Quelques éléments de psychopathologie 👇
De nombreux infanticides sont liés à la structure psychotique de certaines mères psychiquement inadaptées et arrivent généralement avant la première année de l'enfant.Un épisode psychotique bref du post-partum peut traduire le déclenchement soudain d'un trouble psychotique véritablement inaugural, généralement chez une femme primipare, et dont la cause serait l'arrivée même de l'enfant.

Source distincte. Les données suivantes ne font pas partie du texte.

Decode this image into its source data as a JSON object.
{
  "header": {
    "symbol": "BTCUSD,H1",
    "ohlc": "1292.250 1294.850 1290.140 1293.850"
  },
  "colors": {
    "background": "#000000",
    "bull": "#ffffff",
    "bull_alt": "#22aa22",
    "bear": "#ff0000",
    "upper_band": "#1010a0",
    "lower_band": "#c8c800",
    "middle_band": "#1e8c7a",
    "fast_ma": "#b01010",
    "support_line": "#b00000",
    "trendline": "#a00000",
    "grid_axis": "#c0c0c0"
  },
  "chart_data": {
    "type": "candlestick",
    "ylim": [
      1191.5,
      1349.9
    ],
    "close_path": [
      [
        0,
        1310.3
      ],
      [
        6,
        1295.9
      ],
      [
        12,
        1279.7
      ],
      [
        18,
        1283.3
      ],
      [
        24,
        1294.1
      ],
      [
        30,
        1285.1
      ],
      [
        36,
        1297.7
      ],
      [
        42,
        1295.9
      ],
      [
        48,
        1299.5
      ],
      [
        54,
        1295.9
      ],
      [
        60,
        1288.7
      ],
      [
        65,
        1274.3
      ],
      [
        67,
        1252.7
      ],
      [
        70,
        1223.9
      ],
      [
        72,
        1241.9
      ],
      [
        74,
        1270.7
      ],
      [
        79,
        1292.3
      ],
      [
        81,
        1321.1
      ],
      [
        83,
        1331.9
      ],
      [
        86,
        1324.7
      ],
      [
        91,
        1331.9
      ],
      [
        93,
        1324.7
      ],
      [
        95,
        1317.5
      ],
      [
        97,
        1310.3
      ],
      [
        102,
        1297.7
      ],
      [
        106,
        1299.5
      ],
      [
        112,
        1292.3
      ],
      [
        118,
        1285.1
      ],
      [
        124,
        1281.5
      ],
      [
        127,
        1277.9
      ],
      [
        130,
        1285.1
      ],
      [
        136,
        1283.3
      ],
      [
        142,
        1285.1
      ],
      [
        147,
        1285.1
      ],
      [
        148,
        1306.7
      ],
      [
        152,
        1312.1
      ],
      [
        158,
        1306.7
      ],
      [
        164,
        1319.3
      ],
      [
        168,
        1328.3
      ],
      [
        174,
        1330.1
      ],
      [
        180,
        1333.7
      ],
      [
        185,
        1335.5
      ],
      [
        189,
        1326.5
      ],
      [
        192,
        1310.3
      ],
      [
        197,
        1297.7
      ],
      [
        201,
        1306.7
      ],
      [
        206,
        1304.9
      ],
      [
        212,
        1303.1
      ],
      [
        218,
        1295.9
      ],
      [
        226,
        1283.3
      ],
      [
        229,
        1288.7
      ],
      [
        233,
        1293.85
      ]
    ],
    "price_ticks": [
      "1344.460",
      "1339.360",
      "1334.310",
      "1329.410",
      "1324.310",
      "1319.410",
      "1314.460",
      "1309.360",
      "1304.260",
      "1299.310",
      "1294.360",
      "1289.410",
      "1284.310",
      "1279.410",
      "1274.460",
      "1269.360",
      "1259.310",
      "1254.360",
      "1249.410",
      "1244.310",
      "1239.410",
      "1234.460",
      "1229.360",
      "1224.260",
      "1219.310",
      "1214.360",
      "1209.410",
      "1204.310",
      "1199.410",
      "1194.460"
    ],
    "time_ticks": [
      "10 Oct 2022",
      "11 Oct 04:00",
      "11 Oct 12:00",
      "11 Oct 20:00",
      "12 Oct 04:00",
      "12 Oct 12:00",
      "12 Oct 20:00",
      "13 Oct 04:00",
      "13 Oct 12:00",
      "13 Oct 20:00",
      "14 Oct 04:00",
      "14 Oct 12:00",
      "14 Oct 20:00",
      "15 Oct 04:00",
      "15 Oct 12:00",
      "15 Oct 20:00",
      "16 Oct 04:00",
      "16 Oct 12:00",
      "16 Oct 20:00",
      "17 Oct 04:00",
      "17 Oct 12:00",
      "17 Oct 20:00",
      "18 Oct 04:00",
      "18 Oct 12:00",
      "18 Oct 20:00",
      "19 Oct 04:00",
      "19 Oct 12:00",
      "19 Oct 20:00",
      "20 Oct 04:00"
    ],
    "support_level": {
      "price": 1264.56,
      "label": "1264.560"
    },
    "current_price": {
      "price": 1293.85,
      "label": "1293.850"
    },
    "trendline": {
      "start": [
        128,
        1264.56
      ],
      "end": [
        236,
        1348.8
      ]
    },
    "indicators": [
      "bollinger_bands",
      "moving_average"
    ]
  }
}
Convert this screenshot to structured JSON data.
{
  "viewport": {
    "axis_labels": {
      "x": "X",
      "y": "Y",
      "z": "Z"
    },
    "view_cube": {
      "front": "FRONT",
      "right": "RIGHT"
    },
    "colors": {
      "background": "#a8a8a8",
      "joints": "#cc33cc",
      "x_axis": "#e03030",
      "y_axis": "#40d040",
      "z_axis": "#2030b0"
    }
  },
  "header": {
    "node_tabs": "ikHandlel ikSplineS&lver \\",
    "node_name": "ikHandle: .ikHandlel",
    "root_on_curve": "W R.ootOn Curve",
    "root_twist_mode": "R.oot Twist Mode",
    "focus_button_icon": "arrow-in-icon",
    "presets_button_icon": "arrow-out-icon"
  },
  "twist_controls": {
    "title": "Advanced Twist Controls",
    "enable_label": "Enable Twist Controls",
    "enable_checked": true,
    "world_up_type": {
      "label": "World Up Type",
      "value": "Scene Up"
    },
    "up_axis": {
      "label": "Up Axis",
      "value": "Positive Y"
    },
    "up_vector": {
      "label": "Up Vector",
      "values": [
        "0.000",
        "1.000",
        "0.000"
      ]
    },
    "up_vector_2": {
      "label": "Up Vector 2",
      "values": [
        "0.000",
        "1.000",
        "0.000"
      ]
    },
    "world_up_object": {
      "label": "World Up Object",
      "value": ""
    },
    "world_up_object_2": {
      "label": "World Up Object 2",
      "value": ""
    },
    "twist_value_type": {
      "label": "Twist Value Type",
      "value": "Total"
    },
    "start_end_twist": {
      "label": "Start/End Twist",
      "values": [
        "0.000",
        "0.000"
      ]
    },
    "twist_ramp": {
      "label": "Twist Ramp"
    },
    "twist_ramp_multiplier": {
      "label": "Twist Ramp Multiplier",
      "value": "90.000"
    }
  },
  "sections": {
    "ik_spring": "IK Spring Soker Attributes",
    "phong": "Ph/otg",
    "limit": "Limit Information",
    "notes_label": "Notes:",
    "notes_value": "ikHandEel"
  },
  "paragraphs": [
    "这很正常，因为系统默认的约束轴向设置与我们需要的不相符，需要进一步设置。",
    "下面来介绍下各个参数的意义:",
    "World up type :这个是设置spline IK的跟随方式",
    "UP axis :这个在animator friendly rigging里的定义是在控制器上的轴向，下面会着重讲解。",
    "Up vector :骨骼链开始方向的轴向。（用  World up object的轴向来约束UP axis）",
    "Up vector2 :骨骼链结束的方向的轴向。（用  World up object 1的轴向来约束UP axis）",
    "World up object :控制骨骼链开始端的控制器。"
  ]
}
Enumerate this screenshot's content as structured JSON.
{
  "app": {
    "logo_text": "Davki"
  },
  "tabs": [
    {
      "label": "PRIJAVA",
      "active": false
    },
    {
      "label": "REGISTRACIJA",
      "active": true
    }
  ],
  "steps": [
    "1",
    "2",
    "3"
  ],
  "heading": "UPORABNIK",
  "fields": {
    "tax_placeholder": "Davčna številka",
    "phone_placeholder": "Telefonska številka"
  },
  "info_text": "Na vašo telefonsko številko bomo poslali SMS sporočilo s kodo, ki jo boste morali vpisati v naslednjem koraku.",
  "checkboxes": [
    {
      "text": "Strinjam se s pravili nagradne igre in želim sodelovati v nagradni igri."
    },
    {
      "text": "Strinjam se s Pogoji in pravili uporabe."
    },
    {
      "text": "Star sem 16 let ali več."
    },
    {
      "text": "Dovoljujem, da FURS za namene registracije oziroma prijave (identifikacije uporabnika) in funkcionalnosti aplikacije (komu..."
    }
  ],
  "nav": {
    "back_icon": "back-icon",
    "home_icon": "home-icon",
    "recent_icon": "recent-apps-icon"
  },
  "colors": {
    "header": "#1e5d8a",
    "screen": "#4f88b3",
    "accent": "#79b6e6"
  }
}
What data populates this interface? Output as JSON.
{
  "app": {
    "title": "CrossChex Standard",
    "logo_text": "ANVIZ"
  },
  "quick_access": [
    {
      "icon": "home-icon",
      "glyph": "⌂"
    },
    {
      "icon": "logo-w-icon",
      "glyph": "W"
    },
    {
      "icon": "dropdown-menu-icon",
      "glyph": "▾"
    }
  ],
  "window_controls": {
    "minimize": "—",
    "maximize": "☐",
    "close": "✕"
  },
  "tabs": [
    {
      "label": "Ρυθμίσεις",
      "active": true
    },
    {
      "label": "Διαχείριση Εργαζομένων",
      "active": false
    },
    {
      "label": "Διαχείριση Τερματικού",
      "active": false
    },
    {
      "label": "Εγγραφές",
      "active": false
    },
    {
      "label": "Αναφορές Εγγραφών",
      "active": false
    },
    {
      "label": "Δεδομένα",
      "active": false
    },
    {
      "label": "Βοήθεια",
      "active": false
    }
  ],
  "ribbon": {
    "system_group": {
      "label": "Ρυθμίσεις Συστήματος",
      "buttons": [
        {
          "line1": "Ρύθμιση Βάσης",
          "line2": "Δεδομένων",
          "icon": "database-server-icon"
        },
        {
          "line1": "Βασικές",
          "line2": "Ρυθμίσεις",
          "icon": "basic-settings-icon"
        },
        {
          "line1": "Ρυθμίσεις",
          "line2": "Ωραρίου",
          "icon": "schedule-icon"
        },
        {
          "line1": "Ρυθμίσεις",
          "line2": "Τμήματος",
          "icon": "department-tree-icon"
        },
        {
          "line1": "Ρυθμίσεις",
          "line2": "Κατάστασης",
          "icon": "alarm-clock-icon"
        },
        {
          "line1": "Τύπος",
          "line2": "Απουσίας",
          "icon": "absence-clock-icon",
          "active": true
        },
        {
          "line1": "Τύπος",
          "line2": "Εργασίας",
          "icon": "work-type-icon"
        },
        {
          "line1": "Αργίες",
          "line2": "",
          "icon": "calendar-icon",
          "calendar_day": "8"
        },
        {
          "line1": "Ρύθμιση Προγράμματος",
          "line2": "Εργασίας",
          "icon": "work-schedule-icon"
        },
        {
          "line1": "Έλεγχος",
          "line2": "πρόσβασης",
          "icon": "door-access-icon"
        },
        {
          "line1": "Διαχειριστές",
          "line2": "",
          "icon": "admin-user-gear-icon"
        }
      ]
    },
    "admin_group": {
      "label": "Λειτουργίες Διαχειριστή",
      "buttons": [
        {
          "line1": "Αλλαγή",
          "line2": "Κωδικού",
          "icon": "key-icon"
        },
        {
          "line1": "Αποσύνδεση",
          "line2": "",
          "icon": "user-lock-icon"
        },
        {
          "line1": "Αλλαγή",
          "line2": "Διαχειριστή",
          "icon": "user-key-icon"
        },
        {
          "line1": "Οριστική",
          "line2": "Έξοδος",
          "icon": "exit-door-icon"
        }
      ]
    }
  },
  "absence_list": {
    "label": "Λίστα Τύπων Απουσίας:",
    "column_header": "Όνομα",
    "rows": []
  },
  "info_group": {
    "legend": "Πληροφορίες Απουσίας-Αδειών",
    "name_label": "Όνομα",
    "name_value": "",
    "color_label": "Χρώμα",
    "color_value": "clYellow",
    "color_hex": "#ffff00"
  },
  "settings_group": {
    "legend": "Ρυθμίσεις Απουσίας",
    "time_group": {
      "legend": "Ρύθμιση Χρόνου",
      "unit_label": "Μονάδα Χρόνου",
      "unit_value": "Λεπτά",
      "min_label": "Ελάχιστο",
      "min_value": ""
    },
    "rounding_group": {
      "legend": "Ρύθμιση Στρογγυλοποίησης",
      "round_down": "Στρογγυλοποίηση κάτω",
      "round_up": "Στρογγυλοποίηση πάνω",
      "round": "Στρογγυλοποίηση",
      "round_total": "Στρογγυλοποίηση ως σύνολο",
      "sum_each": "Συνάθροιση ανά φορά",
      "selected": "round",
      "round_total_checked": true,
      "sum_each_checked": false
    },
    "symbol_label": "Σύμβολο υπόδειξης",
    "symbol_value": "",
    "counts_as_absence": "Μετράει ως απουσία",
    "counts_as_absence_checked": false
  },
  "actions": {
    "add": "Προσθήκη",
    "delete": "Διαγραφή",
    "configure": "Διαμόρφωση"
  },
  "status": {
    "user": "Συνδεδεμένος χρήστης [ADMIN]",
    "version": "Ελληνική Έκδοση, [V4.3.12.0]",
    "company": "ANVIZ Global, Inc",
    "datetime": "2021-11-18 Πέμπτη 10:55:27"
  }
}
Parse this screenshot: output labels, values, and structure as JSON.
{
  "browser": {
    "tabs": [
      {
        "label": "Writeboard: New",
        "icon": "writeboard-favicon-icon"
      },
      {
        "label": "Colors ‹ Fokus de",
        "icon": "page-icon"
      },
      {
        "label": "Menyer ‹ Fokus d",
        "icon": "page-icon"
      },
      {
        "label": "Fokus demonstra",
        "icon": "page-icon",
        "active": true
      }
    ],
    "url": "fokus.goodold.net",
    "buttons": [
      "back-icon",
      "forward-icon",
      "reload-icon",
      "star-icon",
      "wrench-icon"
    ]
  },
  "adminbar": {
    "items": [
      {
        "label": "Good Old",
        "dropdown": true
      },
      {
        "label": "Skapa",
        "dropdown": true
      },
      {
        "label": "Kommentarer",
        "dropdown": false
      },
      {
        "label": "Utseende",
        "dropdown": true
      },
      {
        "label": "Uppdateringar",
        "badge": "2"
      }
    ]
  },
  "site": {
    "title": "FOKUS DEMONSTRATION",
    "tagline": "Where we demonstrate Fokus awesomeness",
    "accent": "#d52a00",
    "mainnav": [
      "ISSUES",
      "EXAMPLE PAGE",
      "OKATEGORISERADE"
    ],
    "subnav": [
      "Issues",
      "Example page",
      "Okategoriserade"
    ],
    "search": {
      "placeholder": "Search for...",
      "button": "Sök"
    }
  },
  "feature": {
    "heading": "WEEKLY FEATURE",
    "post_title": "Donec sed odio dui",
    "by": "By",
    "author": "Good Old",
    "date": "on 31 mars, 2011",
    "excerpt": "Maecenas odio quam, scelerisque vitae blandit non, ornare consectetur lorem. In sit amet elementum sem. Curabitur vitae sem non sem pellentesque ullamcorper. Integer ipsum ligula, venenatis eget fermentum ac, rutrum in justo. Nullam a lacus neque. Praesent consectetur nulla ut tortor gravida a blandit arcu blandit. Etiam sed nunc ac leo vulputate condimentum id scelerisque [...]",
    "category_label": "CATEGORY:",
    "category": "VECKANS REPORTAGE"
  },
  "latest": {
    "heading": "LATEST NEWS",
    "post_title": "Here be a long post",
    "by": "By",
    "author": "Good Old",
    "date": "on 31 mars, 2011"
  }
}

Certains signes cliniques non spécifiques, encore appelés "phénomènes élémentaires" peuvent notamment signer l'influence d'un état dit "pré-psychose". Qu'il s'agisse de troubles de la perception, d'illusions transitoires de la mémoire, de postulats passionnels ou d'hallucinations fugaces, voire de discordances idéo-affectives discrètes, ils sont généralement insuffisants, initialement, pour porter le diagnostique de "psychose". Pour qualifier ces états, il était auparavant parfois employé le terme de "psychoses hors déclenchement" ou de "psychoses blanches".
Dans ce cadre, il semble que le facteur déclenchant la décompensation d'une psychose puerpérale s'avère davantage être l'arrivée du nouveau-né, plutôt que la grossesse, ou l'accouchement lui-même.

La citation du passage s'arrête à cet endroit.